Unfunded places? The road to hell is paved with good intentions

In the long run, 150,000 extra students financed by tuition fees alone would damage the quality of higher education, says Steve Smith

February 25, 2010

David Green, vice-chancellor of the University of Worcester, argues that the sector should accept about half of all qualified but unsuccessful applicants in 2010-11 on an unfunded basis and accept a reduction in the unit of resource ("Radical measures to bridge gap between supply and demand", 18 February). Universities UK, which believes that universities exist to serve students and society, feels this cannot be the way forward. We want a world-class undergraduate education for everyone, and that will not be provided by an unfunded growth in numbers.

During the past year, the UUK board has taken the position that any additional student numbers must be fully funded in terms of both Higher Education Funding Council for England grants and additional Treasury money for student-support costs. In 2009, the 10,000 extra places the Government made available were not fully funded, either through resources to universities or in extra student support.

Of course, individual institutions may have different views. They can choose to dilute the unit of resource, but because student-support costs are charged to the entire sector, this would merely reduce the funding council grant and thus the overall unit of resource for all.

Let's look at the effects of the suggestion that the sector should take large numbers of students - up to 150,000 - financed by tuition fees alone. By my rough calculation, this would cost an average of £3,700 per student in support costs per year - which, under current arrangements, Hefce would have to give back to the Government from the grant. The additional students would also dilute the unit of Hefce resource by about £4,000 per student per year. That adds up to £1.16 billion a year, or a reduction in the overall Hefce budget of about 25 per cent in one year.

I started university teaching in 1976, and for the next 22 years the unit of funding fell by about 55 per cent in real terms. The fall was halted in 1998, and next year will see the first cut since then. This is because the £180 million and the £135 million reductions made to the Hefce budget last month were both the result of additional student-support costs.

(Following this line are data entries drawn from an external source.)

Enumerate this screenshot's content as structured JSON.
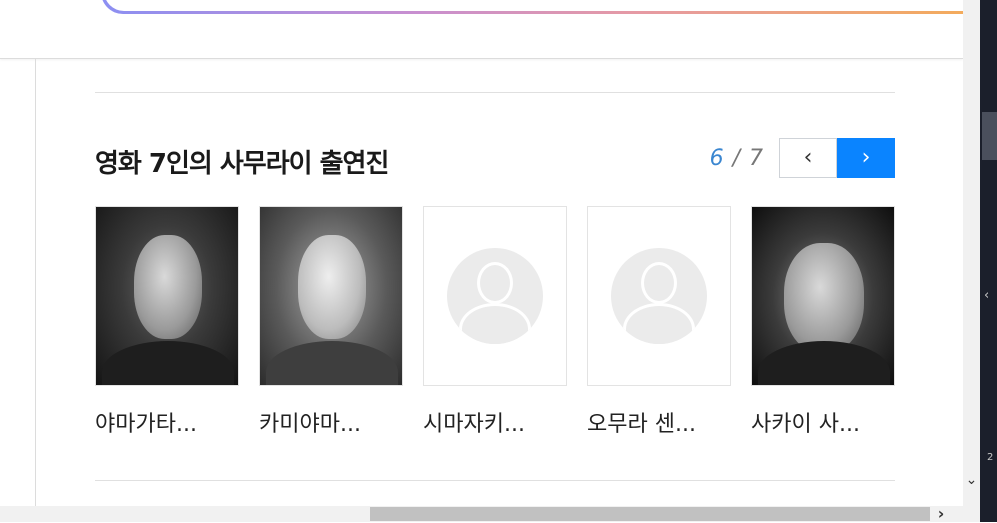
{
  "section": {
    "title": "영화 7인의 사무라이 출연진"
  },
  "pager": {
    "current": "6",
    "separator": "/",
    "total": "7",
    "prev_icon": "‹",
    "next_icon": "›"
  },
  "cast": [
    {
      "name": "야마가타...",
      "photo": "actor-portrait"
    },
    {
      "name": "카미야마...",
      "photo": "actor-portrait"
    },
    {
      "name": "시마자키...",
      "photo": "default-profile-icon"
    },
    {
      "name": "오무라 센...",
      "photo": "default-profile-icon"
    },
    {
      "name": "사카이 사...",
      "photo": "actor-portrait"
    }
  ],
  "right_panel": {
    "partial_text": "2"
  },
  "colors": {
    "accent": "#0a84ff",
    "pager_current": "#3a86d0",
    "search_gradient": [
      "#8c8ff2",
      "#c88fd0",
      "#e69aa3",
      "#f5ad54"
    ]
  }
}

The end result was a 4.6 per cent cut in real terms to the unit of resource.

Note also that some of the 160,000 or so students who did not get into university last year failed to get the grades to receive a single offer: let's not forget, this happens every year. A Universities and Colleges Admissions Service study of applicants from 2003-06 shows that 37 per cent of non-placed applicants did not get an offer, and 52 per cent declined at least one offer. Thus it is a simple fallacy to think that all those who did not get a place could have been accepted had there been places available.

Many of these students may well have gone on to have very successful experiences through other education and training routes. We share the commitment to expanding opportunities for students who would otherwise not get a place; but equally, we would be concerned if we opened the door to further cuts that could undermine the sustainability of the sector.

Lord Mandelson was quite unequivocal in his speech at the recent Lord Dearing memorial conference that the Government's response cannot be to "guarantee every applicant a full-time university place". With each update from Ucas on soaring application numbers will come headlines about the "crisis in university applications" and "tens of thousands to miss out". Inevitably, there will be growing pressure on the Government - from students, parents and MPs - to make more places available to all qualified but unsuccessful applicants in 2010-11.

With this unprecedented demand for higher education courses, UUK believes there is a compelling case for continued public investment in the academy. But we must look at this in the context of the current funding climate. The Government has indicated clearly that the cap on recruiting additional students in England has come about due to the increasing costs of student support during the economic downturn.

In this situation, we all agree that "siding with the student" is the right thing to do, and that is why we cannot support unfunded growth in student numbers. Accepting a reduction in public funding per student now would, ultimately, put at risk our long-term ability to offer the high-quality experience our students deserve and expect.

In last week's article, Les Ebdon, chair of the Million+ group of new universities, said that taking on large numbers of unfunded students "would lead to a significant diminution in quality". I strongly endorse this view.

It is clear that student funding is not cheap, but we must re-examine how higher education is funded. This will be the challenge for Lord Browne's review. Unless we work with him to find funded solutions, we will face ten years of August headlines about disappointed students. But unfunded growth hurts everyone, including students in the long term.